RNA-dependent chromatin association of transcription elongation factors and Pol II CTD kinases

For transcription through chromatin, RNA polymerase (Pol) II associates with elongation factors (EFs). Here we show that many EFs crosslink to RNA emerging from transcribing Pol II in the yeast Saccharomyces cerevisiae. Most EFs crosslink preferentially to mRNAs, rather than unstable non-coding RNAs. RNA contributes to chromatin association of many EFs, including the Pol II serine 2 kinases Ctk1 and Bur1 and the histone H3 methyltransferases Set1 and Set2. The Ctk1 kinase complex binds RNA in vitro , consistent with direct EF-RNA interaction. Set1 recruitment to genes in vivo depends on its RNA recognition motifs (RRMs).

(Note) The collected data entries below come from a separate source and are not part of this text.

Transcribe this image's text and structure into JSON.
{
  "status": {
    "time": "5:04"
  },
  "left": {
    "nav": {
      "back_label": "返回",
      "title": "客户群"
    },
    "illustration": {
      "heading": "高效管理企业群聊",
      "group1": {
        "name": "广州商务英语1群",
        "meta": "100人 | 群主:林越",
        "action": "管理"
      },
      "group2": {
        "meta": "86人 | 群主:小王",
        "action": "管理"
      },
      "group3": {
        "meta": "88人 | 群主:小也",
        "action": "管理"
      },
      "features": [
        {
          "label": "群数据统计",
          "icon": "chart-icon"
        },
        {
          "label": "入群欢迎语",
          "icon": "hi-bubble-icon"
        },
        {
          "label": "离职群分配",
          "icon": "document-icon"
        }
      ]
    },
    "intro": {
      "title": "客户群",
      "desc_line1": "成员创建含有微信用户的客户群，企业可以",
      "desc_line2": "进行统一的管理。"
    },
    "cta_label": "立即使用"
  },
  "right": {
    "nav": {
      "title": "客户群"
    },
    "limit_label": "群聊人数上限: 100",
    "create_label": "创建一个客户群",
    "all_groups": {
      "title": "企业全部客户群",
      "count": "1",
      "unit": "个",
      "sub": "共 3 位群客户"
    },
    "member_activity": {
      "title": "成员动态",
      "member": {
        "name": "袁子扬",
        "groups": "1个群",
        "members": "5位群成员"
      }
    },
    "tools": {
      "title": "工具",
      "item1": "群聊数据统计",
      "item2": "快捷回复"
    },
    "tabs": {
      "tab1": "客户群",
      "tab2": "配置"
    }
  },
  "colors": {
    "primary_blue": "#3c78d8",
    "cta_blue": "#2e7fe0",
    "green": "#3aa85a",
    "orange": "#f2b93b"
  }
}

These results strongly suggest that nascent RNA contributes to EF recruitment to transcribing Pol II. We propose that EF-RNA interactions facilitate assembly of the elongation complex on transcribed genes when RNA emerges from Pol II, and that loss of EF-RNA interactions upon RNA cleavage at the polyadenylation site triggers disassembly of the elongation complex. Overall design: In this study, we used photoactivatable ribonucleoside-enhanced crosslinking and immuno-precipitation (PAR-CLIP) (Hafner et al., 2010), a method that detects and maps direct protein-RNA interactions in vivo. We applied our recently optimized PAR-CLIP protocol (Baejen et al., 2014) to 14 transcription elongation factors of the yeast Saccharomyces cerevisiae. These elongation factors included Spt5, Spt6, all five subunits of the Paf1 complex, namely Cdc73, Ctr9, Leo1, Rtf1, and Paf1, the kinases Bur1 and Ctk1, and their cyclin partners Bur2 and Ctk2, respectively, and the histone methyltransferases Set1, Set2, and Dot1. To estimate background RNA binding we collected PAR-CLIP data for the transcription initiation factor TFIIB, which is recruited to promoter DNA before RNA is made. We also measured gene occupancies of EFs using ChIP-Seq and compared them with our PAR-CLIP occupancies.

对于染色质转录过程，RNA聚合酶II（RNA polymerase II，Pol II）会与延伸因子（elongation factors，EFs）结合。本研究证实，在酿酒酵母（Saccharomyces cerevisiae）中，诸多延伸因子可与正在转录的Pol II所释放出的RNA发生交联。多数延伸因子更倾向于与mRNA发生交联，而非不稳定的非编码RNA。RNA可介导诸多延伸因子与染色质的结合，其中包括Pol II丝氨酸2激酶Ctk1与Bur1，以及组蛋白H3甲基转移酶Set1与Set2。Ctk1激酶复合物在体外可结合RNA，这与延伸因子与RNA的直接相互作用相一致。Set1在体内向基因的募集依赖于其RNA识别基序（RNA recognition motifs，RRMs）。上述结果强烈表明，新生RNA可助力延伸因子向转录中的Pol II募集。我们提出如下假说：当RNA从Pol II中释放后，延伸因子与RNA的相互作用可促进延伸复合物在转录基因上的组装；而在多聚腺苷酸化位点发生RNA切割后，延伸因子与RNA的相互作用丧失，进而触发延伸复合物的解聚。 本研究的整体实验设计：本研究采用了光激活核糖核苷增强交联免疫沉淀（photoactivatable ribonucleoside-enhanced crosslinking and immunoprecipitation，PAR-CLIP）技术（Hafner等人，2010年），该方法可在活体内检测并定位蛋白质与RNA的直接相互作用。我们将近期优化的PAR-CLIP实验方案（Baejen等人，2014年）应用于酿酒酵母的14种转录延伸因子。这些延伸因子包括Spt5、Spt6，Paf1复合物的全部5个亚基：Cdc73、Ctr9、Leo1、Rtf1与Paf1，激酶Bur1、Ctk1及其各自的细胞周期蛋白伴侣Bur2与Ctk2，以及组蛋白甲基转移酶Set1、Set2与Dot1。为评估RNA结合的背景水平，我们收集了转录起始因子TFIIB的PAR-CLIP数据——该因子会在RNA合成前被招募至启动子DNA区域。我们还通过染色质免疫沉淀测序（ChIP-Seq）检测了各延伸因子的基因结合占有率，并将其与PAR-CLIP检测得到的占有率进行了比较。